Dans l’effervescence culturelle kinoise, un souffle nouveau agite le paysage artistique congolais. Le Centre Wallonie Bruxelles de Kinshasa a accueilli ce lundi 18 août la deuxième phase d’un atelier de recherche sur la critique d’art, initiative audacieuse portée par Krithika Art Projects. Face au silence assourdissant qui entoure souvent les créations locales, cette formation se présente comme un rempart contre la pénurie de regards analytiques capables de décrypter les métamorphoses de la scène artistique congolaise.
Comment expliquer cette carence de voix critiques dans un pays où la création foisonne ? La réponse se niche peut-être dans cette initiative qui transforme l’essai après une première phase dédiée à l’initiation. Place désormais à la pratique, à cette alchimie subtile où la théorie rencontre l’œuvre, où le regard apprend à dépasser la simple contemplation pour embrasser l’interprétation. Les participants, selected parmi des centaines de candidatures, plongent maintenant dans le vif du sujet : produire des textes nourris par l’expérience directe des expositions et ateliers qui font battre le cœur artistique de Kinshasa.
Parmi les interventions marquantes, celle de Guychel Mbon a jeté un pavé dans la mare tranquille des certitudes esthétiques.
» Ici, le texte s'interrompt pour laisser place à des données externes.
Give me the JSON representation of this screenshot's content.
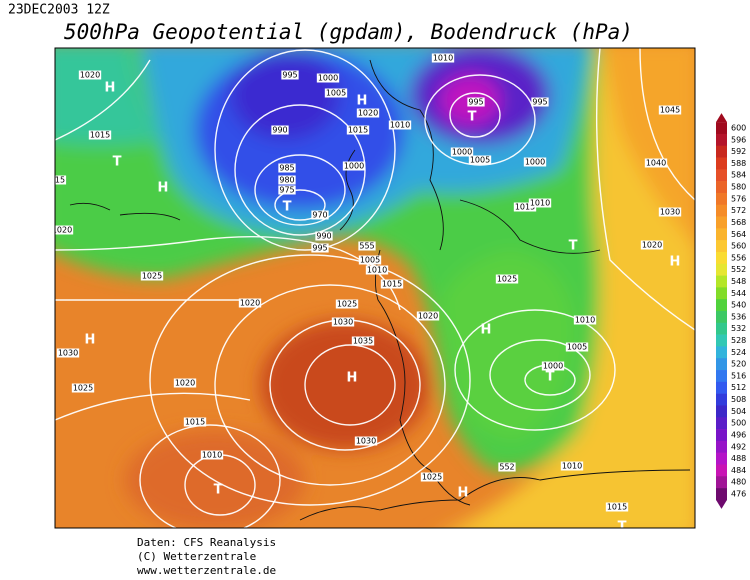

Son texte provocateur, « Les artistes peintres contemporains congolais, piégés dans du déjà vu ? », pointe du doigt une redondance inquiétante dans les productions locales. « Les tableaux sont presque les mêmes », constate-t-il, déplorant cette tendance à puiser exclusivement dans les codes des prédécesseurs sans oser la rupture créative. Une critique qui interroge : les artistes contemporains congolais sauront-ils consulter le passé sans s’y emprisonner ?
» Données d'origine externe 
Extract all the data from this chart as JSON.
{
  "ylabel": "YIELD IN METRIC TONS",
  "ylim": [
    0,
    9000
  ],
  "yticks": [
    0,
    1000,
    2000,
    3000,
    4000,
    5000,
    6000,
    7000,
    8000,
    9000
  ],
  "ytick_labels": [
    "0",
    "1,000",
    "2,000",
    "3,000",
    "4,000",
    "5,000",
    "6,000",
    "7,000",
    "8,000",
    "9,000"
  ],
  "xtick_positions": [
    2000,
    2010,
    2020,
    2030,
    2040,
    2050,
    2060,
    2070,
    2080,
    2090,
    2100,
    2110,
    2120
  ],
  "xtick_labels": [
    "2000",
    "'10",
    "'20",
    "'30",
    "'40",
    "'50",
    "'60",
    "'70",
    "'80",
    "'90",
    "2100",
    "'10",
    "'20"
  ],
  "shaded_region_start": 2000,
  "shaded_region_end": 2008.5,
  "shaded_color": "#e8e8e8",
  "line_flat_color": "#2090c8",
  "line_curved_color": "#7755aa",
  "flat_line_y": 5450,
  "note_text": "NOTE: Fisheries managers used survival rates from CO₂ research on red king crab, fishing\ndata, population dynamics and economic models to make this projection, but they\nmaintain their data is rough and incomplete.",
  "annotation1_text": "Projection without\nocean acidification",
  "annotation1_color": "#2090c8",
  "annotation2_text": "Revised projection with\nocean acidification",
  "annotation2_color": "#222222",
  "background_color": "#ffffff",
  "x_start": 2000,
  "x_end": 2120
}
À l’autre bout du spectre analytique, Rodrigo Gukwikila et Mugisho Bashomba ont choisi d’explorer les marges fertiles de l’art informel kinois. Leur approche, moins accusatrice que diagnostique, reconnaît la valeur de ces pratiques tout en appelant à leur régulation. « Leur soif d’apprendre est encourageante, mais elle doit être orientée », soulignent-ils, plaidant pour une vulgarisation qui n’omettrait pas l’exigence créative. Une position nuancée qui révèle les tensions entre accessibilité et excellence dans un écosystème artistique en pleine mutation.
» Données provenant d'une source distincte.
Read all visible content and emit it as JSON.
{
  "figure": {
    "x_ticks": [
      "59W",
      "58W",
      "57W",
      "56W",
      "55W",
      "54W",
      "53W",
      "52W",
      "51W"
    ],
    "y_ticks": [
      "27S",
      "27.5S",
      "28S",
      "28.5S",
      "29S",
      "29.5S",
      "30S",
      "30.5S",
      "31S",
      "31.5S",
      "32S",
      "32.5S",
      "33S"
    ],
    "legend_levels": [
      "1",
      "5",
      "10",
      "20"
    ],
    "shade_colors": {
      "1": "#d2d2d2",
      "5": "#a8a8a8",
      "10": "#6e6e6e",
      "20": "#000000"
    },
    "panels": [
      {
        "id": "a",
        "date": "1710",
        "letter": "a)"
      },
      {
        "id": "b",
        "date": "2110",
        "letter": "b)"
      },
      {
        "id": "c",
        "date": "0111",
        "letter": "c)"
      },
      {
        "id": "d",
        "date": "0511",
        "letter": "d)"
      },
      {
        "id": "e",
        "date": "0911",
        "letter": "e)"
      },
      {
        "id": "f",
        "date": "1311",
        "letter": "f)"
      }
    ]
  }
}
Jean Kamba, directeur artistique de Krithika Art Projects, dévoile les coulisses de ce projet ambitieux. « Nous prévoyons une troisième phase », annonce-t-il, tout en évoquant les défis logistiques et financiers qui contraignent le rythme des formations. Un tempo lent qui présente paradoxalement un avantage : maintenir un lien continu avec les critiques en devenir, affûter leurs plumes dans la durée. Le Centre Wallonie Bruxelles apparaît comme le partenaire fidèle de cette aventure, accompagnant l’initiative depuis son lancement en février 2024.
Cet atelier de critique d’art dépasse le simple cadre formatif pour questionner les fondements mêmes de la création contemporaine au Congo. Il soulève des questions essentielles : comment construire un discours critique qui serve l’art sans l’asservir ? Comment éviter à la fois le mimétisme stérile et la rupture déracinée ? Les textes produits lors de ces sessions pourraient bien constituer les premières pierres d’un édifice critique congolais enfin autonome, capable de penser ses propres standards esthétiques.
Alors que les demandes de participation ne cessent d’affluer depuis l’appel à candidatures de janvier, l’engouement manifeste une soif longtemps étanchée. Cette soif d’analyse, de contextualisation, de mise en perspective d’une scène artistique congolaise en pleine effervescence mais encore trop souvent réduite au silence critique. Krithika Art Projects, à travers cet atelier, ne forme pas seulement des critiques : elle cultive les jardiniers attentifs qui sauront reconnaître les fleurs rares dans la jungle créative kinoise.